Dr. Ambra Stefani: It is difficult to relate this directly to our current society. The glymphatic system seems to be more relevant for Alzheimer's dementia than for other diseases, but it probably plays a role in all neurodegenerative diseases. In Parkinson's disease, another sleep disorder is often present many years earlier: REM sleep behaviour disorder, in which patients can move around and act out their dreams during REM sleep. We know that these patients have a very high risk of developing Parkinson's disease after 15 years.
Of course, there are several factors at play here. As I said, it is difficult to relate this directly to our current society. But screen exposure, even in the evening hours, generally affects our sleep. During the day, we are often indoors – at work or at school – and our exposure to natural sunlight is therefore reduced. In the evening, on the other hand, we are exposed to far too much light, even though our bodies do not need it. This also leads to disturbed sleep. Current technology could help here, for example by simulating sunlight exposure indoors.
esanum: That suggests that we should also engage in a bit of digital detoxing.
Dr. Ambra Stefani: Yes, although it must be said that technology can also be helpful. Take simulated sunlight exposure, for example: there are lamps whose light intensity changes throughout the day to simulate natural sunlight. Temperature is also very important for sleep. There are mattresses that allow you to set a comfortable temperature, which then adjusts to your body temperature throughout the night. And as already mentioned, there are also mechanisms for specifically promoting deep sleep, although these are still in the research phase. So technology can help us improve our sleep. However, we must be careful: exposure to light in the evening, especially blue light from screens, disrupts our melatonin production. Melatonin, a sleep hormone, is produced by our body, especially when the light decreases. However, if we constantly look at screens, this physiological process does not function optimally.
esanum: What follows from the fact that we should pay attention to our sleep?
Dr. Ambra Stefani: Yes, exactly. This is an important point, because many people think that good sleep is desirable, but rather secondary. However, I believe that more and more people are becoming aware of the far-reaching consequences of sleep for neurological, psychiatric and general cardiovascular diseases.

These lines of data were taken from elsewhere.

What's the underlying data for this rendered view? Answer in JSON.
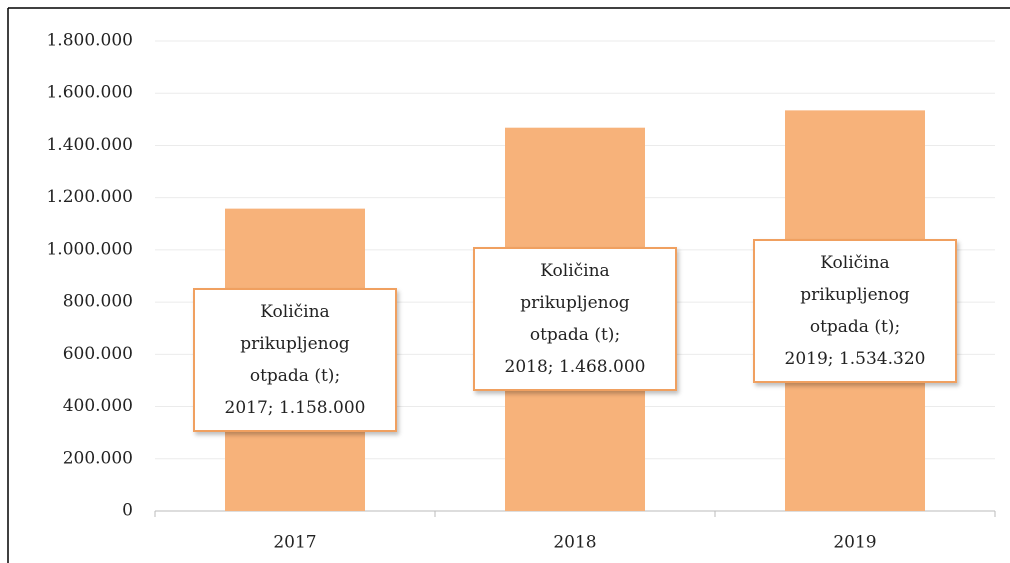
{
  "chart_data": {
    "type": "bar",
    "categories": [
      "2017",
      "2018",
      "2019"
    ],
    "series": [
      {
        "name": "Količina prikupljenog otpada (t)",
        "color": "#f7b27a",
        "values": [
          1158000,
          1468000,
          1534320
        ],
        "value_labels": [
          "1.158.000",
          "1.468.000",
          "1.534.320"
        ]
      }
    ],
    "data_label_separator": ";",
    "ylim": [
      0,
      1800000
    ],
    "yticks": [
      0,
      {
        "value": 200000,
        "label": "200.000"
      },
      {
        "value": 400000,
        "label": "400.000"
      },
      {
        "value": 600000,
        "label": "600.000"
      },
      {
        "value": 800000,
        "label": "800.000"
      },
      {
        "value": 1000000,
        "label": "1.000.000"
      },
      {
        "value": 1200000,
        "label": "1.200.000"
      },
      {
        "value": 1400000,
        "label": "1.400.000"
      },
      {
        "value": 1600000,
        "label": "1.600.000"
      },
      {
        "value": 1800000,
        "label": "1.800.000"
      }
    ],
    "grid": true
  }
}
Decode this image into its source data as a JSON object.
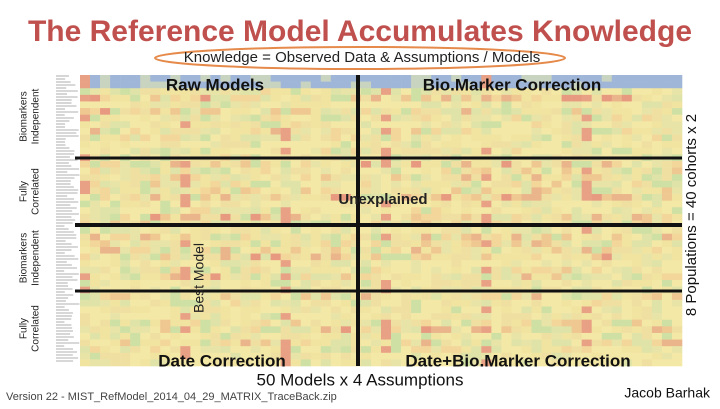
{
  "header": {
    "title": "The Reference Model Accumulates Knowledge",
    "subtitle": "Knowledge = Observed Data & Assumptions / Models"
  },
  "quadrants": {
    "top_left": "Raw Models",
    "top_right": "Bio.Marker Correction",
    "bottom_left": "Date Correction",
    "bottom_right": "Date+Bio.Marker Correction",
    "center": "Unexplained",
    "best": "Best Model"
  },
  "row_groups": [
    {
      "lines": [
        "Biomarkers",
        "Independent"
      ]
    },
    {
      "lines": [
        "Fully",
        "Correlated"
      ]
    },
    {
      "lines": [
        "Biomarkers",
        "Independent"
      ]
    },
    {
      "lines": [
        "Fully",
        "Correlated"
      ]
    }
  ],
  "right_label": "8 Populations = 40 cohorts x 2",
  "bottom_label": "50 Models x 4 Assumptions",
  "footer": {
    "version": "Version 22 -  MIST_RefModel_2014_04_29_MATRIX_TraceBack.zip",
    "author": "Jacob Barhak"
  }
}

Many people are now paying more attention to their exercise and nutrition, and sleep should also be given more attention.

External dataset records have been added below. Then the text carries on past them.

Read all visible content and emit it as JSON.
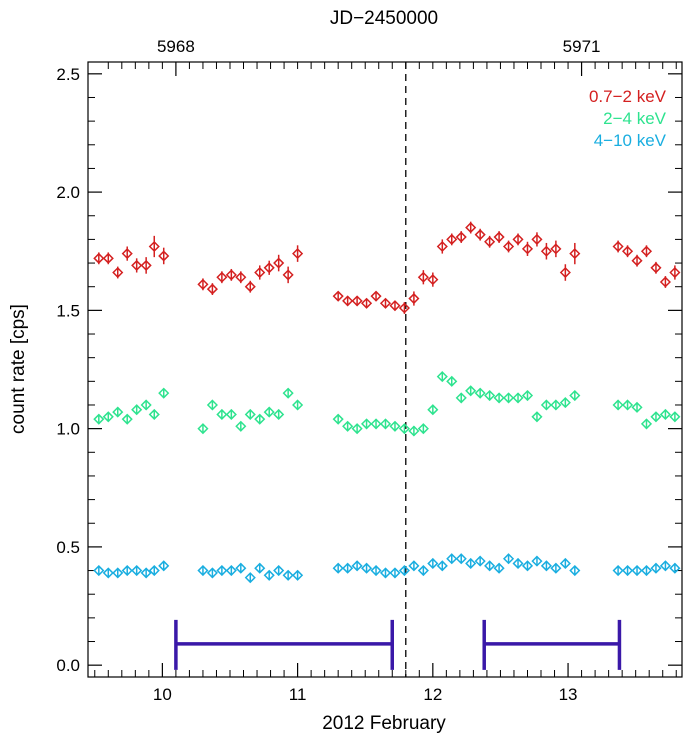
{
  "chart_data": {
    "type": "scatter",
    "title": "",
    "top_axis_title": "JD−2450000",
    "xlabel": "2012 February",
    "ylabel": "count rate [cps]",
    "xlim": [
      9.45,
      13.85
    ],
    "ylim": [
      -0.05,
      2.55
    ],
    "x_ticks": [
      10,
      11,
      12,
      13
    ],
    "x_tick_labels": [
      "10",
      "11",
      "12",
      "13"
    ],
    "y_ticks": [
      0.0,
      0.5,
      1.0,
      1.5,
      2.0,
      2.5
    ],
    "y_tick_labels": [
      "0.0",
      "0.5",
      "1.0",
      "1.5",
      "2.0",
      "2.5"
    ],
    "top_ticks": [
      10.1,
      13.1
    ],
    "top_tick_labels": [
      "5968",
      "5971"
    ],
    "legend": [
      "0.7−2 keV",
      "2−4 keV",
      "4−10 keV"
    ],
    "legend_position": "top-right",
    "vertical_line": {
      "x": 11.8,
      "style": "dashed"
    },
    "x": [
      9.53,
      9.6,
      9.67,
      9.74,
      9.81,
      9.88,
      9.94,
      10.01,
      10.3,
      10.37,
      10.44,
      10.51,
      10.58,
      10.65,
      10.72,
      10.79,
      10.86,
      10.93,
      11.0,
      11.3,
      11.37,
      11.44,
      11.51,
      11.58,
      11.65,
      11.72,
      11.79,
      11.86,
      11.93,
      12.0,
      12.07,
      12.14,
      12.21,
      12.28,
      12.35,
      12.42,
      12.49,
      12.56,
      12.63,
      12.7,
      12.77,
      12.84,
      12.91,
      12.98,
      13.05,
      13.37,
      13.44,
      13.51,
      13.58,
      13.65,
      13.72,
      13.79,
      13.86
    ],
    "series": [
      {
        "name": "0.7−2 keV",
        "color": "#d42020",
        "values": [
          1.72,
          1.72,
          1.66,
          1.74,
          1.69,
          1.69,
          1.77,
          1.73,
          1.61,
          1.59,
          1.64,
          1.65,
          1.64,
          1.6,
          1.66,
          1.68,
          1.7,
          1.65,
          1.74,
          1.56,
          1.54,
          1.54,
          1.53,
          1.56,
          1.53,
          1.52,
          1.51,
          1.55,
          1.64,
          1.63,
          1.77,
          1.8,
          1.81,
          1.85,
          1.82,
          1.79,
          1.81,
          1.77,
          1.8,
          1.76,
          1.8,
          1.75,
          1.76,
          1.66,
          1.74,
          1.77,
          1.75,
          1.71,
          1.75,
          1.68,
          1.62,
          1.66,
          1.67
        ],
        "errors": [
          0.025,
          0.025,
          0.025,
          0.03,
          0.03,
          0.035,
          0.045,
          0.035,
          0.025,
          0.025,
          0.025,
          0.025,
          0.025,
          0.025,
          0.03,
          0.03,
          0.035,
          0.035,
          0.035,
          0.02,
          0.02,
          0.02,
          0.02,
          0.02,
          0.02,
          0.02,
          0.025,
          0.03,
          0.03,
          0.03,
          0.03,
          0.025,
          0.025,
          0.025,
          0.025,
          0.025,
          0.025,
          0.025,
          0.025,
          0.03,
          0.03,
          0.035,
          0.035,
          0.035,
          0.045,
          0.025,
          0.025,
          0.025,
          0.025,
          0.025,
          0.025,
          0.03,
          0.035
        ]
      },
      {
        "name": "2−4 keV",
        "color": "#2ee38f",
        "values": [
          1.04,
          1.05,
          1.07,
          1.04,
          1.08,
          1.1,
          1.06,
          1.15,
          1.0,
          1.1,
          1.06,
          1.06,
          1.01,
          1.06,
          1.04,
          1.07,
          1.06,
          1.15,
          1.1,
          1.04,
          1.01,
          1.0,
          1.02,
          1.02,
          1.02,
          1.01,
          1.0,
          0.99,
          1.0,
          1.08,
          1.22,
          1.2,
          1.13,
          1.16,
          1.15,
          1.14,
          1.13,
          1.13,
          1.13,
          1.14,
          1.05,
          1.1,
          1.1,
          1.11,
          1.14,
          1.1,
          1.1,
          1.09,
          1.02,
          1.05,
          1.06,
          1.05,
          1.13
        ]
      },
      {
        "name": "4−10 keV",
        "color": "#1aaee0",
        "values": [
          0.4,
          0.39,
          0.39,
          0.4,
          0.4,
          0.39,
          0.4,
          0.42,
          0.4,
          0.39,
          0.4,
          0.4,
          0.41,
          0.37,
          0.41,
          0.38,
          0.4,
          0.38,
          0.38,
          0.41,
          0.41,
          0.42,
          0.41,
          0.4,
          0.39,
          0.39,
          0.4,
          0.42,
          0.4,
          0.43,
          0.42,
          0.45,
          0.45,
          0.43,
          0.44,
          0.42,
          0.41,
          0.45,
          0.43,
          0.42,
          0.44,
          0.42,
          0.41,
          0.43,
          0.4,
          0.4,
          0.4,
          0.4,
          0.4,
          0.41,
          0.42,
          0.41,
          0.4
        ]
      }
    ],
    "interval_brackets": [
      {
        "start": 10.1,
        "end": 11.7,
        "level": 0.09,
        "color": "#3a18a8"
      },
      {
        "start": 12.38,
        "end": 13.38,
        "level": 0.09,
        "color": "#3a18a8"
      }
    ]
  }
}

Dr Ambra Stefani is senior physician and deputy head of the Centre for Sleep Medicine (Zentrums für Schlafmedizin) at the University Clinic for Neurology at the Medical University of Innsbruck, completed her PhD in clinical neuroscience and her specialist training at the University Clinic for Neurology at the Medical University of Innsbruck, Austria (Medizinischen Universität Innsbruck). Her research focuses on sleep medicine, the relationship between sleep and neurodegeneration, REM sleep behaviour disorder and restless legs syndrome.